In his book, “Amusing Ourselves to Death” Author Neil Postman says "This idea - that there is a content called "the news of the day" – was entirely created by the telegraph (and since amplified by newer media), which made it possible to move decontextualized information over vast spaces at incredible speed. The news of the day is a figment of our technological imagination. It is quite, precisely, a media event. We attend to fragments of events from all over the world because we have multiple media whose forms are well suited to fragmented conversation." (When Neil Postman made these observations in 1985 he had no idea to what extent social media would indeed amplify them.) Herein lies the crux of the issue, outrage on the internet is the ultimate form of fragmented, decontextualized information. Usually the “story” we are reacting to is incomplete, it’s but a fragment of the whole of the truth, which is undoubtedly layered and nuanced, thus rendering it impossible to accurately reduce to a sound bite. It’s then presented by the media outlet reporting it in such a way as to induce maximum outrage.  Furthermore, there is absolutely nothing that the vast majority of people receiving the information can do to make a difference. No, the outrage of the masses is merely useless emotion as decontextualized as the information in which it has its origins.  It’s the catharsis of the world, our collective raging and noise, existing almost exclusively in the vacuum of the internet except when it spills out just long enough to destroy the life, family, or livelihood of the particular person who may be at its center.  

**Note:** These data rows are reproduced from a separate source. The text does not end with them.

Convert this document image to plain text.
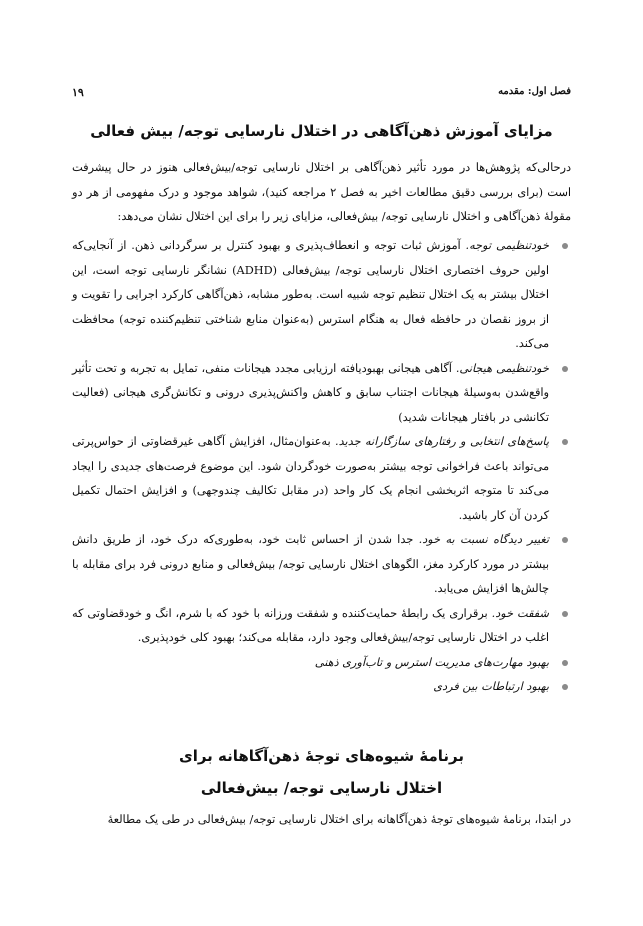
۱۹	فصل اول: مقدمه
مزایای آموزش ذهن‌آگاهی در اختلال نارسایی توجه/ بیش فعالی

درحالی‌که پژوهش‌ها در مورد تأثیر ذهن‌آگاهی بر اختلال نارسایی توجه/بیش‌فعالی هنوز در حال پیشرفت است (برای بررسی دقیق مطالعات اخیر به فصل ۲ مراجعه کنید)، شواهد موجود و درک مفهومی از هر دو مقولهٔ ذهن‌آگاهی و اختلال نارسایی توجه/ بیش‌فعالی، مزایای زیر را برای این اختلال نشان می‌دهد:

خودتنظیمی توجه. آموزش ثبات توجه و انعطاف‌پذیری و بهبود کنترل بر سرگردانی ذهن. از آنجایی‌که اولین حروف اختصاری اختلال نارسایی توجه/ بیش‌فعالی (ADHD) نشانگر نارسایی توجه است، این اختلال بیشتر به یک اختلال تنظیم توجه شبیه است. به‌طور مشابه، ذهن‌آگاهی کارکرد اجرایی را تقویت و از بروز نقصان در حافظه فعال به هنگام استرس (به‌عنوان منابع شناختی تنظیم‌کننده توجه) محافظت می‌کند.
خودتنظیمی هیجانی. آگاهی هیجانی بهبودیافته ارزیابی مجدد هیجانات منفی، تمایل به تجربه و تحت تأثیر واقع‌شدن به‌وسیلهٔ هیجانات اجتناب سابق و کاهش واکنش‌پذیری درونی و تکانش‌گری هیجانی (فعالیت تکانشی در بافتار هیجانات شدید)
پاسخ‌های انتخابی و رفتارهای سازگارانه جدید. به‌عنوان‌مثال، افزایش آگاهی غیرقضاوتی از حواس‌پرتی می‌تواند باعث فراخوانی توجه بیشتر به‌صورت خودگردان شود. این موضوع فرصت‌های جدیدی را ایجاد می‌کند تا متوجه اثربخشی انجام یک کار واحد (در مقابل تکالیف چندوجهی) و افزایش احتمال تکمیل کردن آن کار باشید.
تغییر دیدگاه نسبت به خود. جدا شدن از احساس ثابت خود، به‌طوری‌که درک خود، از طریق دانش بیشتر در مورد کارکرد مغز، الگوهای اختلال نارسایی توجه/ بیش‌فعالی و منابع درونی فرد برای مقابله با چالش‌ها افزایش می‌یابد.
شفقت خود. برقراری یک رابطهٔ حمایت‌کننده و شفقت ورزانه با خود که با شرم، انگ و خودقضاوتی که اغلب در اختلال نارسایی توجه/بیش‌فعالی وجود دارد، مقابله می‌کند؛ بهبود کلی خودپذیری.
بهبود مهارت‌های مدیریت استرس و تاب‌آوری ذهنی
بهبود ارتباطات بین فردی
برنامهٔ شیوه‌های توجهٔ ذهن‌آگاهانه برای
اختلال نارسایی توجه/ بیش‌فعالی

در ابتدا، برنامهٔ شیوه‌های توجهٔ ذهن‌آگاهانه برای اختلال نارسایی توجه/ بیش‌فعالی در طی یک مطالعهٔ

Outrage, nurtured, becomes ugly. It manifests as bitterness, crudeness, hopelessness, and a complete abandonment of civility. We are becoming a society who's defining characteristic is its propensity to be incensed at a moment's notice. The effects of our outrage spill over into the real world. How could they not? Despite the virtual context, the emotions that we are expressing are real and deeply felt. They simply cannot remain in the virtual because we carry our outrage baggage away from the screens and into the physical world, where it infects our interactions with the people around us. We have to stop. We have to remember that there is more to every story than can be summed up in a Facebook post, or worse, a 140 character tweet. We have to remember that all of the "stories" we're hearing on social media are decontextualized because the medium of social media can only offer fragments of information. We have to look back at the course of our lives and count the second-chances we've been granted, and, with the grace we have received, extend second-chances to the wrath-vessels, however abhorrent they may appear, because we endeavor to remember that the virtual is not real, and things are never what they seem. Outrage is an ineffective an ultimately impotent emotion that needs to be countered with compassion and viewed with wisdom until it morphs into an interaction with the world that flows from a place of grace. The world and the people in it need our grace so much more than our rage. May I ever be gracious.